Selon la conception psychanalytique, cette forme de projection se retrouverait dans certaines psychoses (paranoïa). Dans ce cas, c’est un mécanisme de défense qui soulage le Moi d’une situation de déplaisir. Toutefois, S. Freud (1911) admet aussi l’existence d’une autre forme de projection dite normale, car se manifestant dans de modes de pensée et de fonctionnement non pathologiques.

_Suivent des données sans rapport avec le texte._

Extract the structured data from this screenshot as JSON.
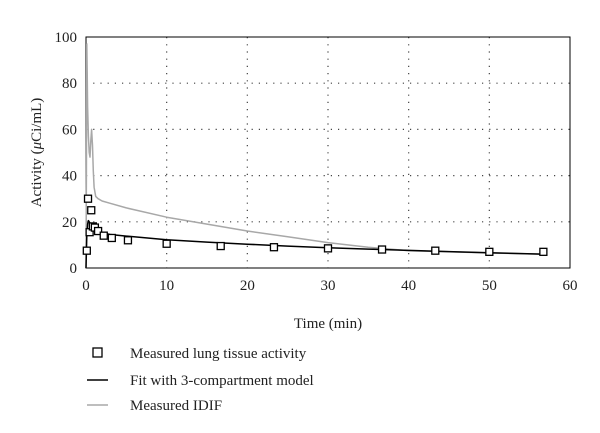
{
  "chart_data": {
    "type": "line",
    "xlabel": "Time (min)",
    "ylabel_prefix": "Activity (",
    "ylabel_mu": "μ",
    "ylabel_suffix": "Ci/mL)",
    "xlim": [
      0,
      60
    ],
    "ylim": [
      0,
      100
    ],
    "xticks": [
      0,
      10,
      20,
      30,
      40,
      50,
      60
    ],
    "yticks": [
      0,
      20,
      40,
      60,
      80,
      100
    ],
    "grid": true,
    "legend_position": "bottom-left",
    "series": [
      {
        "name": "Measured lung tissue activity",
        "kind": "scatter",
        "marker": "open-square",
        "color": "#000000",
        "x": [
          0.1,
          0.25,
          0.45,
          0.65,
          0.85,
          1.1,
          1.5,
          2.2,
          3.2,
          5.2,
          10.0,
          16.7,
          23.3,
          30.0,
          36.7,
          43.3,
          50.0,
          56.7
        ],
        "y": [
          7.5,
          30.0,
          15.5,
          25.0,
          18.0,
          17.5,
          16.0,
          14.0,
          13.0,
          12.0,
          10.5,
          9.5,
          9.0,
          8.5,
          8.0,
          7.5,
          7.0,
          7.0
        ]
      },
      {
        "name": "Fit with 3-compartment model",
        "kind": "line",
        "color": "#000000",
        "x": [
          0,
          0.1,
          0.2,
          0.3,
          0.5,
          0.8,
          1,
          1.5,
          2,
          3,
          5,
          10,
          15,
          20,
          25,
          30,
          35,
          40,
          45,
          50,
          56.5
        ],
        "y": [
          0,
          14,
          19,
          20.5,
          19.5,
          18,
          17,
          16,
          15.2,
          14.5,
          13.8,
          12.2,
          11.2,
          10.3,
          9.5,
          8.8,
          8.2,
          7.6,
          7.1,
          6.6,
          6.0
        ]
      },
      {
        "name": "Measured IDIF",
        "kind": "line",
        "color": "#a8a8a8",
        "x": [
          0,
          0.05,
          0.1,
          0.15,
          0.2,
          0.3,
          0.4,
          0.5,
          0.6,
          0.7,
          0.8,
          0.9,
          1.0,
          1.2,
          1.5,
          2,
          3,
          5,
          10,
          15,
          20,
          25,
          30,
          35,
          40,
          45,
          50,
          56.5
        ],
        "y": [
          0,
          40,
          97,
          85,
          70,
          57,
          50,
          48,
          55,
          60,
          53,
          42,
          35,
          31,
          30,
          29,
          28,
          26,
          22,
          19,
          16,
          13.5,
          11,
          9,
          7.5,
          7,
          6.5,
          6
        ]
      }
    ]
  }
}
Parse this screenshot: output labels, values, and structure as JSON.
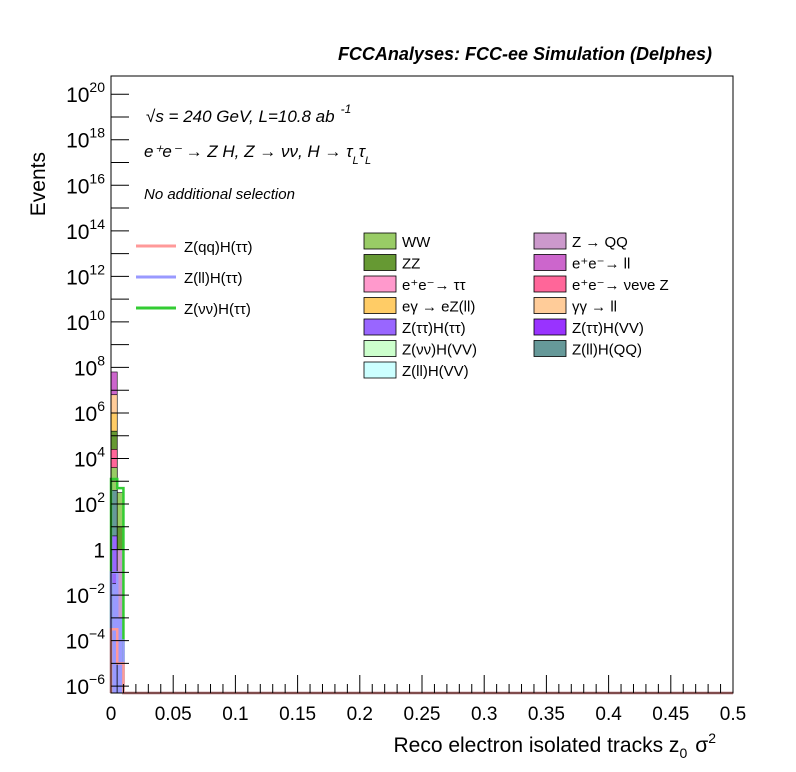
{
  "chart_data": {
    "type": "bar",
    "title": "FCCAnalyses: FCC-ee Simulation (Delphes)",
    "xlabel": "Reco electron isolated tracks z",
    "xlabel_sub": "0",
    "xlabel_sigma": "σ",
    "xlabel_sup": "2",
    "ylabel": "Events",
    "xlim": [
      0,
      0.5
    ],
    "ylim_log10": [
      -6.3,
      20.8
    ],
    "log_y": true,
    "x_ticks": [
      "0",
      "0.05",
      "0.1",
      "0.15",
      "0.2",
      "0.25",
      "0.3",
      "0.35",
      "0.4",
      "0.45",
      "0.5"
    ],
    "y_ticks": [
      {
        "exp": -6,
        "base": "10",
        "sup": "−6"
      },
      {
        "exp": -4,
        "base": "10",
        "sup": "−4"
      },
      {
        "exp": -2,
        "base": "10",
        "sup": "−2"
      },
      {
        "exp": 0,
        "base": "1",
        "sup": ""
      },
      {
        "exp": 2,
        "base": "10",
        "sup": "2"
      },
      {
        "exp": 4,
        "base": "10",
        "sup": "4"
      },
      {
        "exp": 6,
        "base": "10",
        "sup": "6"
      },
      {
        "exp": 8,
        "base": "10",
        "sup": "8"
      },
      {
        "exp": 10,
        "base": "10",
        "sup": "10"
      },
      {
        "exp": 12,
        "base": "10",
        "sup": "12"
      },
      {
        "exp": 14,
        "base": "10",
        "sup": "14"
      },
      {
        "exp": 16,
        "base": "10",
        "sup": "16"
      },
      {
        "exp": 18,
        "base": "10",
        "sup": "18"
      },
      {
        "exp": 20,
        "base": "10",
        "sup": "20"
      }
    ],
    "annotations": [
      {
        "text": "√s = 240 GeV, L=10.8 ab",
        "sup": "-1"
      },
      {
        "text": "e⁺e⁻ → Z H, Z → νν, H → τ",
        "sub1": "L",
        "mid": "τ",
        "sub2": "L"
      },
      {
        "text": "No additional selection"
      }
    ],
    "legend_lines": [
      {
        "name": "Z(qq)H(ττ)",
        "color": "#ff9999"
      },
      {
        "name": "Z(ll)H(ττ)",
        "color": "#9999ff"
      },
      {
        "name": "Z(νν)H(ττ)",
        "color": "#33cc33"
      }
    ],
    "legend_stack_col1": [
      {
        "name": "WW",
        "color": "#99cc66"
      },
      {
        "name": "ZZ",
        "color": "#669933"
      },
      {
        "name": "e⁺e⁻→ ττ",
        "color": "#ff99cc"
      },
      {
        "name": "eγ → eZ(ll)",
        "color": "#ffcc66"
      },
      {
        "name": "Z(ττ)H(ττ)",
        "color": "#9966ff"
      },
      {
        "name": "Z(νν)H(VV)",
        "color": "#ccffcc"
      },
      {
        "name": "Z(ll)H(VV)",
        "color": "#ccffff"
      }
    ],
    "legend_stack_col2": [
      {
        "name": "Z → QQ",
        "color": "#cc99cc"
      },
      {
        "name": "e⁺e⁻→ ll",
        "color": "#cc66cc"
      },
      {
        "name": "e⁺e⁻→ νeνe Z",
        "color": "#ff6699"
      },
      {
        "name": "γγ → ll",
        "color": "#ffcc99"
      },
      {
        "name": "Z(ττ)H(VV)",
        "color": "#9933ff"
      },
      {
        "name": "Z(ll)H(QQ)",
        "color": "#669999"
      }
    ],
    "stack_bins": [
      {
        "x0": 0.0,
        "x1": 0.005,
        "layers": [
          {
            "top_log10": 7.8,
            "color": "#cc66cc"
          },
          {
            "top_log10": 6.8,
            "color": "#ffcc99"
          },
          {
            "top_log10": 6.0,
            "color": "#ffcc66"
          },
          {
            "top_log10": 5.2,
            "color": "#669933"
          },
          {
            "top_log10": 4.4,
            "color": "#ff6699"
          },
          {
            "top_log10": 3.6,
            "color": "#99cc66"
          },
          {
            "top_log10": 2.6,
            "color": "#669999"
          },
          {
            "top_log10": 0.6,
            "color": "#9966ff"
          },
          {
            "top_log10": -1.5,
            "color": "#9999ff"
          }
        ]
      },
      {
        "x0": 0.005,
        "x1": 0.01,
        "layers": [
          {
            "top_log10": 2.5,
            "color": "#99cc66"
          },
          {
            "top_log10": 1.0,
            "color": "#669933"
          },
          {
            "top_log10": 0.0,
            "color": "#cc99cc"
          },
          {
            "top_log10": -3.0,
            "color": "#9999ff"
          }
        ]
      }
    ],
    "signal_lines": [
      {
        "name": "Z(νν)H(ττ)",
        "color": "#33cc33",
        "bins_log10": [
          3.1,
          2.7
        ]
      },
      {
        "name": "Z(ll)H(ττ)",
        "color": "#9999ff",
        "bins_log10": [
          -1.0,
          -4.0
        ]
      },
      {
        "name": "Z(qq)H(ττ)",
        "color": "#ff9999",
        "bins_log10": [
          -3.5,
          -5.0
        ]
      }
    ]
  }
}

On a par exemple les superstitions, la pensée animiste.

En ce sens, l’utilisation des croyances persécutives par le malade suit la droite ligne d’un schéma explicatif récurrent dans les sociétés africaines. Schéma selon lequel la maladie mentale en particulier est une agression venant de l’extérieur. Les fétiches, la magie, la franc-maçonnerie, etc. font bien partie de ces agressions extérieures. Si les croyances à la sorcellerie reposent sur une conception du monde, s’agit-il d’une simple projection des fantasmes inconscients sur le monde extérieur ou non ?

Notes
196.

Jean Paul Valabrega, Phantasme, mythe, corps et sens. Une théorie psychanalytique de la connaissance. Paris, Payot, 1992, 380 p.

197.

Claude Lévis-Strauss (1958), Le sorcier et sa magie. Anthropologie structurale. Paris, Plon, 1974, pp. 183-203.

198.

Stéphane Barbas. Psychodynamique des croyances de sorcellerie illustrées par leurs aspects actuels dans le Limousin. Thèse de Doctorat en Médecine, 1983, Université Paris 11 Kremlin-Bicêtre, 241 p.

199.

Sigmund Freud, Joseph Breuer (1895), Etudes sur l’hystérie. Paris, PUF, 14è édition, 2000, 254 p.

200.

Sigmund Freud (1911), Le Président Schreber. Paris, PUF, 1995, 84 p.